NVIDIA has supported external graphics cards on the Thunderbolt 3 bus for quite a while, and eGPUs are nothing new. They can give some serious gaming chops to a lightweight notebook that normally relies on integrated graphics. Because of the horsepower of Tiger Lake-based 11th generation CPUs, that's actually a pretty viable gaming solution that would allow someone to have a single notebook like the Dell XPS 13 2-in-1 for travel and for play at home. A Core i7-1165G7 likely has plenty of horsepower to drive games, especially at very high resolutions either on an internal 4K display or an external montiro where the graphics card becomes a bottleneck.
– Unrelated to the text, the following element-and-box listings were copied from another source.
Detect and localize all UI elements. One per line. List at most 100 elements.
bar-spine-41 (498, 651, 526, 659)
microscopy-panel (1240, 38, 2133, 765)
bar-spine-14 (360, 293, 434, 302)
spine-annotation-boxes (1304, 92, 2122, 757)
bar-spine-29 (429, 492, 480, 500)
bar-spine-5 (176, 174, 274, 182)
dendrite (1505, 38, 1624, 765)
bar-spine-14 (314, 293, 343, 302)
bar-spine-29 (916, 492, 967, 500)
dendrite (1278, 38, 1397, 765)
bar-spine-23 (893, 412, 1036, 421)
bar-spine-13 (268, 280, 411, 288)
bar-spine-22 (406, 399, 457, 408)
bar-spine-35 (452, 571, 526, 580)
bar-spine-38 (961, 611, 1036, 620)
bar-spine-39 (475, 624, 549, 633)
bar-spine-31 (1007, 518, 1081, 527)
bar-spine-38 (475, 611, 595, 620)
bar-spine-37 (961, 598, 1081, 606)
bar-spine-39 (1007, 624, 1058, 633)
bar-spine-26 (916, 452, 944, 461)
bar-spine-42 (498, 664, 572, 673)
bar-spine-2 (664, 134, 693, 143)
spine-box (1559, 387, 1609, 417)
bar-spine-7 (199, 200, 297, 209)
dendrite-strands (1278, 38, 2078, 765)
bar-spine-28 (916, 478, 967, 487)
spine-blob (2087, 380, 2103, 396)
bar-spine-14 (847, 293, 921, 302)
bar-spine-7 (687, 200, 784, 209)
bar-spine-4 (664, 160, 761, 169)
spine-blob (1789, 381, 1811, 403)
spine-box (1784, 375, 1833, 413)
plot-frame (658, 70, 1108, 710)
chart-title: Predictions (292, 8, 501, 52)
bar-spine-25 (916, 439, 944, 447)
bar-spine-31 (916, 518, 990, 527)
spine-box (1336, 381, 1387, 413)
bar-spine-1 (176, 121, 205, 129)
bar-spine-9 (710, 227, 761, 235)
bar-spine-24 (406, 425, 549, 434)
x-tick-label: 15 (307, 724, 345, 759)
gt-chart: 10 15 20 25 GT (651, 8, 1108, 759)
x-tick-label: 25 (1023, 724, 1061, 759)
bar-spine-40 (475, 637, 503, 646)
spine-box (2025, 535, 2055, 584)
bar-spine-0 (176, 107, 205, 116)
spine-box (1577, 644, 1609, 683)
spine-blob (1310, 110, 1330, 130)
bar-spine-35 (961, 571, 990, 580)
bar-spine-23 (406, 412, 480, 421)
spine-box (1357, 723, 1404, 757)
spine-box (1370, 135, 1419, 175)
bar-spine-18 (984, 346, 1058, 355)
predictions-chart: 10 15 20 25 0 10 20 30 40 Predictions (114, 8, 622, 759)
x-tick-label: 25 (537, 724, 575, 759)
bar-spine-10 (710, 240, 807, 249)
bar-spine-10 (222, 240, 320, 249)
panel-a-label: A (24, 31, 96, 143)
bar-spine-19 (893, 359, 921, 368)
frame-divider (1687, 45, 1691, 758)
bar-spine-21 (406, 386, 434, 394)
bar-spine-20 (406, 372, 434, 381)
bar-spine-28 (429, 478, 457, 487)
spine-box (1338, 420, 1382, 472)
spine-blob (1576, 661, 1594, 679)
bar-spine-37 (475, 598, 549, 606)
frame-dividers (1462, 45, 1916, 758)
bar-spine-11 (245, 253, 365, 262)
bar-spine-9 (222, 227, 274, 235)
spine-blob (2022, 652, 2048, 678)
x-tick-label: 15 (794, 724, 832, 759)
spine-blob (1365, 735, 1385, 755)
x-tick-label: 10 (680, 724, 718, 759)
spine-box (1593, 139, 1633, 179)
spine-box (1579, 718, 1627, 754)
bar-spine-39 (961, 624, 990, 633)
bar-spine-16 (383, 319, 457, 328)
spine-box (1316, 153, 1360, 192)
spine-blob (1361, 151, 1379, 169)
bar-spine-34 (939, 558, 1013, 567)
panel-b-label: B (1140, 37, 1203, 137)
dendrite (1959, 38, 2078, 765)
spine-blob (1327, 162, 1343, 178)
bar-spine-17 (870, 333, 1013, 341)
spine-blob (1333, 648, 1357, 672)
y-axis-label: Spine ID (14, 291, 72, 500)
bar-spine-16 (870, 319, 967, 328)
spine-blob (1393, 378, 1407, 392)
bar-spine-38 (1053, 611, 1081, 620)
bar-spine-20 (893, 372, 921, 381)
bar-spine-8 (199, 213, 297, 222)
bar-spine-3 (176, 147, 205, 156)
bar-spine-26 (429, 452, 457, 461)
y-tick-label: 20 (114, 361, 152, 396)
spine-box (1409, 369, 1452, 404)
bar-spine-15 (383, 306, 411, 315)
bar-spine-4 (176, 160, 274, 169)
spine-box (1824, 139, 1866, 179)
This modularity does come at the expense of a some performance, since the GPU is hamstrung by the 4x PCIe 3.0 connection that Thunderbolt 3 uses. The GPU is limited to a 20 Gbps between the CPU and the graphics card, and accelerating a notebook's internal display will use some of that bandwidth as the GPU pushes the frame buffer back to the notebook for display. It's not as big of a deal on an external display that can connect directly to the graphics card, however. It's a good thing the GeForce RTX 3080 Ti has 12 GB of GDDR6X memory, then, since it should be able to hold plenty of texture, model, and shader data to compute complex scenes. 

aorus water cooling

The cooler Gigabyte uses in the AORUS RTX 3080 Ti GAMING BOX is an all-in-one closed loop that integrates the pump into the block like many popular AIO CPU coolers. It comes with a 240-millimeter radiator with a pair of 120-mm fans pushing air through the fins and carrying heat out of the chassis. The fans use temperature controls to keep noise to a minimum, which is especially appreciated while the GPU isn't in use. The block has an integrated copper plate that covers the GPU, VRM, and video memory to carry away all excess heat. 
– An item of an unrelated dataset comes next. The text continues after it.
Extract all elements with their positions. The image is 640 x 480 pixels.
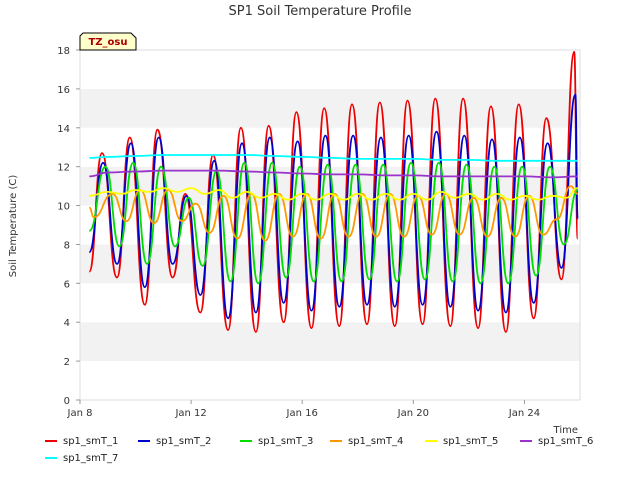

AORUS added Gigabyte's RGB FUSION 2.0 support to the chassis, so that its "neopunk" stylings can sync with other RGB hardware and integrate into an existing setup. The RGB Fusion software can turn off all LEDs as well, so those who aren't interested in the fancy lighting can just disable it. The company also announced that it's compatible with NVIDIA's Studio drivers for content creation. 

Pricing has not yet been disclosed, but with an external Thunderbolt enclosure, all-in-one cooler, and the GeForce RTX 3080 Ti itself, all this external GPU horsepower won't come cheap. While the very worst of the chip shortages may be behind us, the secondary market for new graphics cards hasn't returned to normal yet. However, with a cryptocurrency crackdown in China and former miners dumping a glut of used GPUs onto the second-hand market, the market's appetite may yet be sated this year.